In Part One of this dissertation, the Chambers, Carleton, and McEnally (CCM) model is reexamined by two separate empirical designs. In the first, the CCM quarterly data test is replicated with a larger sample and with the Fong and Vasicek (1984) M\sp2 minimization objective function. In the second design, Monte Carlo sampling is employed to test over five year holding periods. Five separate Monte Carlo samples are evaluated. While the quarterly data test suggests that the duration vector model does not significantly outperform the optimally selected single factor duration model, the Monte Carlo tests are consistent in their support of a two factor duration vector with D1 and D2. The tests also show that duration vector factors D3 and beyond are not warranted. This is not consistent with the CCM (1988) claim that five to seven factors are optimal.

The concept of immunization as a vehicle for managing interest rate risk in bond portfolios has developed heuristically over time. It is a risk hedging procedure whose appeal is due to its simplicity and ease of application. Simple single factor duration models, however, have fallen short of expectations in empirical tests. Consequently, more complex multiple factor and stochastic models have been advanced as superior immunization alternatives.
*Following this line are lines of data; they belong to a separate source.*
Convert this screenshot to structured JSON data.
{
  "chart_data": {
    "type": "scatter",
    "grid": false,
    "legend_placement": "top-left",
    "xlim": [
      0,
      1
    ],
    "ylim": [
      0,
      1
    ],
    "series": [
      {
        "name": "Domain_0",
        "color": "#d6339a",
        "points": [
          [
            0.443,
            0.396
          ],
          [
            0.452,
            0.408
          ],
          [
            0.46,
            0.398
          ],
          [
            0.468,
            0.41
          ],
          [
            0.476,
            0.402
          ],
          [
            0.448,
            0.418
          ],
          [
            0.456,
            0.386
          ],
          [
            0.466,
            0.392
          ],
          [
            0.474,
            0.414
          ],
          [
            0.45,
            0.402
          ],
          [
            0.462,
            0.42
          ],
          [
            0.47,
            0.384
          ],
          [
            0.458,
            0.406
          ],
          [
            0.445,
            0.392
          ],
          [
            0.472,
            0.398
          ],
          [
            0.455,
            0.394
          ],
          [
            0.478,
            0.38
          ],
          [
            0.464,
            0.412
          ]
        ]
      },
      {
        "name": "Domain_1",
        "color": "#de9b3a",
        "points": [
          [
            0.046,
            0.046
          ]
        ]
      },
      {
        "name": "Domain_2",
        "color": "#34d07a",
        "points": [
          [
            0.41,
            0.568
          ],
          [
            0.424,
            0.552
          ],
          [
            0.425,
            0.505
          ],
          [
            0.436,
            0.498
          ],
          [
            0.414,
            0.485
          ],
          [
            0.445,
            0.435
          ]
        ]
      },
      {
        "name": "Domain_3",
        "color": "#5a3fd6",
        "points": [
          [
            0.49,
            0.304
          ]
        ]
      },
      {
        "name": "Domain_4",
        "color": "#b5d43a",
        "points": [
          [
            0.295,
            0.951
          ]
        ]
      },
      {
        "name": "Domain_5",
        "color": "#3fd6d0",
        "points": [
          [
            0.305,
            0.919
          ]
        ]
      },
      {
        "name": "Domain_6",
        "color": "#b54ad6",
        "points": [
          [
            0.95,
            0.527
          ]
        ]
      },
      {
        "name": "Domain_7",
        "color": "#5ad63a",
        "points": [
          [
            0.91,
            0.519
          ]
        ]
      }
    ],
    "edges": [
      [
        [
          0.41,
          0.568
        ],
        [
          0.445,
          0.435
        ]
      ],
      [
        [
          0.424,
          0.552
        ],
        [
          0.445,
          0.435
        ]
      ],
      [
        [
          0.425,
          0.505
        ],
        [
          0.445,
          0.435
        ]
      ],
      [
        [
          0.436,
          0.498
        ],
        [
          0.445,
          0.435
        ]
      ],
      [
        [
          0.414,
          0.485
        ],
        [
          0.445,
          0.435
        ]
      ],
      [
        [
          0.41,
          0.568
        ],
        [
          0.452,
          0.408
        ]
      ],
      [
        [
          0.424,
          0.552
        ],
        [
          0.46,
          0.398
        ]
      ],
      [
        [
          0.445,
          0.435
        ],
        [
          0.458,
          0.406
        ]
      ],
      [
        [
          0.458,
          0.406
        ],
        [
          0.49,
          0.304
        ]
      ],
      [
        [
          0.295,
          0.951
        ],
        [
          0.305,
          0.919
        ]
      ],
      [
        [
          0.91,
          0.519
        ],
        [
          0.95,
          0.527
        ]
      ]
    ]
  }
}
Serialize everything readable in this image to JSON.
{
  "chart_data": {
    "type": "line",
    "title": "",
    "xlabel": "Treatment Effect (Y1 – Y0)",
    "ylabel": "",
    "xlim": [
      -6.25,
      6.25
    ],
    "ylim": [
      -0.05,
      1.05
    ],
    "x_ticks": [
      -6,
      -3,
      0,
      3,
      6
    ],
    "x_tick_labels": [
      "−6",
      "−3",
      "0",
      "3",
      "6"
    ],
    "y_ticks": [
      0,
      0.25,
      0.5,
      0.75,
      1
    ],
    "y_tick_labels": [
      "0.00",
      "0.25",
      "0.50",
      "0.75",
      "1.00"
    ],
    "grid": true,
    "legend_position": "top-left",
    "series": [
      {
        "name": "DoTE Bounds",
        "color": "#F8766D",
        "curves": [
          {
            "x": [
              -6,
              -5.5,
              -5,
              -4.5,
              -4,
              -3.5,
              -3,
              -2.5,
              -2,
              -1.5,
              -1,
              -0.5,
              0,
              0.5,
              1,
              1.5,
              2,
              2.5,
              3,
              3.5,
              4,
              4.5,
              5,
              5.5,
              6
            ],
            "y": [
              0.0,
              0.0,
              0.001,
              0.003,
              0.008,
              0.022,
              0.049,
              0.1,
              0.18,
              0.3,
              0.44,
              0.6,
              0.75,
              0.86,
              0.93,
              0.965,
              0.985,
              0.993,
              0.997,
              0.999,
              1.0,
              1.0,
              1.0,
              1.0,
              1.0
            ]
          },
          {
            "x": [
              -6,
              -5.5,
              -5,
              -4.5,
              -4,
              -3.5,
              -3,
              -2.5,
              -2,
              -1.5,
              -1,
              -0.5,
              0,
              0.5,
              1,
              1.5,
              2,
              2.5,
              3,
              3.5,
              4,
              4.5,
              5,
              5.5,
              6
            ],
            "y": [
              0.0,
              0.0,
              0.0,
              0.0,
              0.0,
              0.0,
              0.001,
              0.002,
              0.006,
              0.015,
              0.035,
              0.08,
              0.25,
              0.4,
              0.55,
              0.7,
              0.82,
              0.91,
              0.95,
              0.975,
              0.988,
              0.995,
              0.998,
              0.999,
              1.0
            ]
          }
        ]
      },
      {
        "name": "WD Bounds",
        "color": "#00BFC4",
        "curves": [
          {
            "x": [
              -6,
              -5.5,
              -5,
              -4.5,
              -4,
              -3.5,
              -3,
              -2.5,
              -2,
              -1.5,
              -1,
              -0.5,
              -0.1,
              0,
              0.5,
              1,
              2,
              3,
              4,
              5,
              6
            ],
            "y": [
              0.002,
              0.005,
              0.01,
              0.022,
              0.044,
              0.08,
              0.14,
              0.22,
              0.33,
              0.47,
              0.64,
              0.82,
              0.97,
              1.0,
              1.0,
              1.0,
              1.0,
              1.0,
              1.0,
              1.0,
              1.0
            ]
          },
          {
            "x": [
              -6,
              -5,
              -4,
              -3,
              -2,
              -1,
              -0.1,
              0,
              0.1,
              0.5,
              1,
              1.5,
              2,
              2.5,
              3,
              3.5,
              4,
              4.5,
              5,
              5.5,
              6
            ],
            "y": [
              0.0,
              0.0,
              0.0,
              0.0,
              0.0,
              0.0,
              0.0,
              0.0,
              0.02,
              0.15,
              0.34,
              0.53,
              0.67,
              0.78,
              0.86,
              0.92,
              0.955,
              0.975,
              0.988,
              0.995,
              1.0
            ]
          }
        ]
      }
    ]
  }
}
Most of these models lack appeal either because of their complexity or because they, too, have fallen short in empirical tests. A notable exception is the multiple factor duration vector model by Chambers, Carleton, and McEnally (1988). Reexamination of that study is the primary focus of this dissertation. In addition, the relative efficacy of alternative objective functions for selecting single factor duration portfolios is also examined.

In Part Two, the minimize M\sp2 objective function is examined against five alternative strategies by the Monte Carlo sampling design. Again, five independent samples are evaluated. The results clearly support this objective function as optimal in single factor immunization.